Jury selection took place last week. Eighteen-hundred people were called as potential jurors. Ultimately, 10 men and eight women were selected.

NewsNation legal contributor Jesse Weber said opening statements are significant since it’s the first step for both the defense and prosecution to lay the groundwork for the trial.

“If you put yourself in the minds of the jury, this is the first time they hear about the case. It gives the opportunity for both sides to present their story, their version of what happened,” Weber said.

Vallow is facing life in prison if convicted, but not the death penalty. East Idaho News previously reported that District Judge Steven Boyce ruled to dismiss the death penalty as an option “to ensure the rights of the defendant to a fair trial are protected.” Currently, Vallow is being housed at the Ada County Jail in Boise, Idaho.

Criminal defense attorney Jonna Spilbor said this case is “far from a slam dunk” for the prosecution and defense.

While the prosecution has a tragedy it can point to, beyond that, “they don’t have a lot of direct evidence,” Spilbor said on “NewsNation Live.”

“They don’t have a cause of death.
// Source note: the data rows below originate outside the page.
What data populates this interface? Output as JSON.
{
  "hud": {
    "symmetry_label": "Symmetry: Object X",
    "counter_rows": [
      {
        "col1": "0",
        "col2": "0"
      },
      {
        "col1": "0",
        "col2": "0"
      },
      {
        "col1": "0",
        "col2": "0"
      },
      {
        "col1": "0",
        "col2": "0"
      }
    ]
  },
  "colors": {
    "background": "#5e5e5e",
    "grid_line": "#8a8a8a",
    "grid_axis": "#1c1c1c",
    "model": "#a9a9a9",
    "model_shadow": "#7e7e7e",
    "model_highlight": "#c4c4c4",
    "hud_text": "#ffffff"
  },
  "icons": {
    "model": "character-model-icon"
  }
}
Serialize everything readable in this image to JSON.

They don’t have a murder weapon,” she said. “I think the prosecution is going to have to focus on the odd doomsday cult relationship that Lori (Vallow) Daybell shared with her husband and many other people in her life.”

On the defense side, Spilbor said, they have to answer the question of why Vallow didn’t react differently when her children first went missing.
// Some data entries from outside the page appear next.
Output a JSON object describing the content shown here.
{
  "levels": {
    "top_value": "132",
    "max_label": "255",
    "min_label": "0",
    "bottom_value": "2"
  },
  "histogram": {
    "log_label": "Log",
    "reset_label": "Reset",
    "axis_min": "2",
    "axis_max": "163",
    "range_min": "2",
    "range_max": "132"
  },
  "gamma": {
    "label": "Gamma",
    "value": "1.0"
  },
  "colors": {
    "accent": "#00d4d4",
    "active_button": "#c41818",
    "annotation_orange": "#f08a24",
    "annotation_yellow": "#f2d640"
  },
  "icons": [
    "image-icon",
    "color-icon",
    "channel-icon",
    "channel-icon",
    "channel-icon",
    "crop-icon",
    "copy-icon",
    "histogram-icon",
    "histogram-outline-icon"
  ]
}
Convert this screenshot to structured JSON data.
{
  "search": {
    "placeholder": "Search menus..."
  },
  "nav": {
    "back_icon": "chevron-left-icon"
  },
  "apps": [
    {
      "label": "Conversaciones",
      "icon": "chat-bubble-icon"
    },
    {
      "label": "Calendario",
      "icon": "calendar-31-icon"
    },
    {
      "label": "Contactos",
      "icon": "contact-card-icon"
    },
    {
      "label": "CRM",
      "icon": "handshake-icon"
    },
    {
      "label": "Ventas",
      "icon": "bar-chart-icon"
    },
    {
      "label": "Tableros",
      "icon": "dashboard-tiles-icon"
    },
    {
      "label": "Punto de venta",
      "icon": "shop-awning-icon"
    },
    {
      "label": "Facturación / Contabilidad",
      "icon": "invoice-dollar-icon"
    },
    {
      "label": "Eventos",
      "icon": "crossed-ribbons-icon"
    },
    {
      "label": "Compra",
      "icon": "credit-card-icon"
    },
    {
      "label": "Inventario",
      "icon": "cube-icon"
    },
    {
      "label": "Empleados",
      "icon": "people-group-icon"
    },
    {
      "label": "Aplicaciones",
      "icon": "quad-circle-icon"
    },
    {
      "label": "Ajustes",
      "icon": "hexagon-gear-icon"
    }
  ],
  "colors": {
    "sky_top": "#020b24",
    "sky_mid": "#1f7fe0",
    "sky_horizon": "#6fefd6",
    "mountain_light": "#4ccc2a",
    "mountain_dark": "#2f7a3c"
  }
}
JJ Vallow’s grandmother, Kay Woodcock, was the first witness to take the stand after opening arguments. She cried after Madison County prosecutor Rob Wood showed her a photo of JJ taken when he was around 5 or 6 years old, sitting in a vehicle wearing a seatbelt.

“That is my beautiful grandson, JJ,” she said.
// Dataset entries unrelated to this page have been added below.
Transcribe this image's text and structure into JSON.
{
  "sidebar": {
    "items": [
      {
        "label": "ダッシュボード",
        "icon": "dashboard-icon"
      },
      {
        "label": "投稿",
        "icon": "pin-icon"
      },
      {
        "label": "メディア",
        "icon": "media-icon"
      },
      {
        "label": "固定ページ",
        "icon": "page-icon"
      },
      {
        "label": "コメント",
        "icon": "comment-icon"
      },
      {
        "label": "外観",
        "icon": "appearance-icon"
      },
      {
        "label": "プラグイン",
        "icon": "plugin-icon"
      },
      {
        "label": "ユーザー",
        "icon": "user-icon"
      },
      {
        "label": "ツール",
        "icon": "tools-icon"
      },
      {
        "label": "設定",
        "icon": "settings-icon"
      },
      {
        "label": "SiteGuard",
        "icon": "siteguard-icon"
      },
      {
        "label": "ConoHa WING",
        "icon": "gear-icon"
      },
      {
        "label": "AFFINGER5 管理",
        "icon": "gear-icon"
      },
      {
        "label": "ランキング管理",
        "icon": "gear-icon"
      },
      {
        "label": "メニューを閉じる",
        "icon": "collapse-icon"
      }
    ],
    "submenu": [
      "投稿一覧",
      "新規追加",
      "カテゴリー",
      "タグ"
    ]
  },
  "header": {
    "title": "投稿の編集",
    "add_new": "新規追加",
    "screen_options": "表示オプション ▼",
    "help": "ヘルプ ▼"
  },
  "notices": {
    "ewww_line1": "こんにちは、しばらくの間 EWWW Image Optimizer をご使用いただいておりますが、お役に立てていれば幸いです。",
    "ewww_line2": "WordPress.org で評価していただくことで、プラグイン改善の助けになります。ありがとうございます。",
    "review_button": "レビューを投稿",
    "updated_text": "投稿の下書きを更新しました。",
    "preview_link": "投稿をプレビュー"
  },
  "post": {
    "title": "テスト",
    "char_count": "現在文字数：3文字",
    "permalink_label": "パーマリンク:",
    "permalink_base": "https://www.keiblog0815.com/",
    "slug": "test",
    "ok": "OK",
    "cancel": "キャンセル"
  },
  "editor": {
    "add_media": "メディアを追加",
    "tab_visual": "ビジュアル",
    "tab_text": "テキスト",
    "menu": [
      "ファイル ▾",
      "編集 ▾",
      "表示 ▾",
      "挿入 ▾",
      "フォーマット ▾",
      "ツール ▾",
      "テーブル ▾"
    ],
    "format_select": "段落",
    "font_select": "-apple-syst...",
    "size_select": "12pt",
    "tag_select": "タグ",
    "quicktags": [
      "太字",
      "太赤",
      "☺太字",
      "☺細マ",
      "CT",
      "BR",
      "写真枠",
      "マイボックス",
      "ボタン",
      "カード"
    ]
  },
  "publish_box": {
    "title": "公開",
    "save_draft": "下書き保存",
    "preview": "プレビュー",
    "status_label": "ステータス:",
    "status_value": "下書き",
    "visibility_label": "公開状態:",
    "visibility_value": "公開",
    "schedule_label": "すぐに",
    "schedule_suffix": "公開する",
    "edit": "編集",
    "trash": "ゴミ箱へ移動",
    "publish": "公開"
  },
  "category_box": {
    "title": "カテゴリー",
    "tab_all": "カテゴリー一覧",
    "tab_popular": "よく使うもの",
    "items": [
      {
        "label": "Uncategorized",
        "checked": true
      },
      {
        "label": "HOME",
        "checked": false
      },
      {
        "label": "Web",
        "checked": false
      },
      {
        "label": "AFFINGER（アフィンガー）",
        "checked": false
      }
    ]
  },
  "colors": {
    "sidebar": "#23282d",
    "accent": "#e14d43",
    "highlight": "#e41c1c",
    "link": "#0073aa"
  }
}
Woodcock said Vallow Daybell was once a “doting mother,” but her opinion of the defendant changed after Charles Vallow filed for divorce in early 2019. After Charles Vallow died, once-regular phone calls and visits with JJ dropped off, she said.

She only had contact with JJ three times after his father died, Woodcock said, in short FaceTime video calls. The last call happened the month before JJ was last seen alive, she said. It only was about 35 seconds long.

“He just said, ‘Hi Mama, hi Papa,’” Woodcock said, referring to JJ’s nicknames for his grandparents. “’Gotta go, Mama. Gotta go, Papa. Bye!’”

Woodcock eventually contacted law enforcement agencies and asked them to do a welfare check on JJ. When police couldn’t find either of the kids, they opened a missing persons case.

Rexburg Police started investigating in November 2019. During that period, police say the couple lied about the children’s whereabouts.

Prosecutors say the couple planned to use life insurance money from Tammy Daybell’s death, and that Vallow Daybell kept collecting and spending the children’s social security and survivor benefits after they died.

NewsNation digital producers Cassie Buchman and Caitlyn Shelton contributed to this report.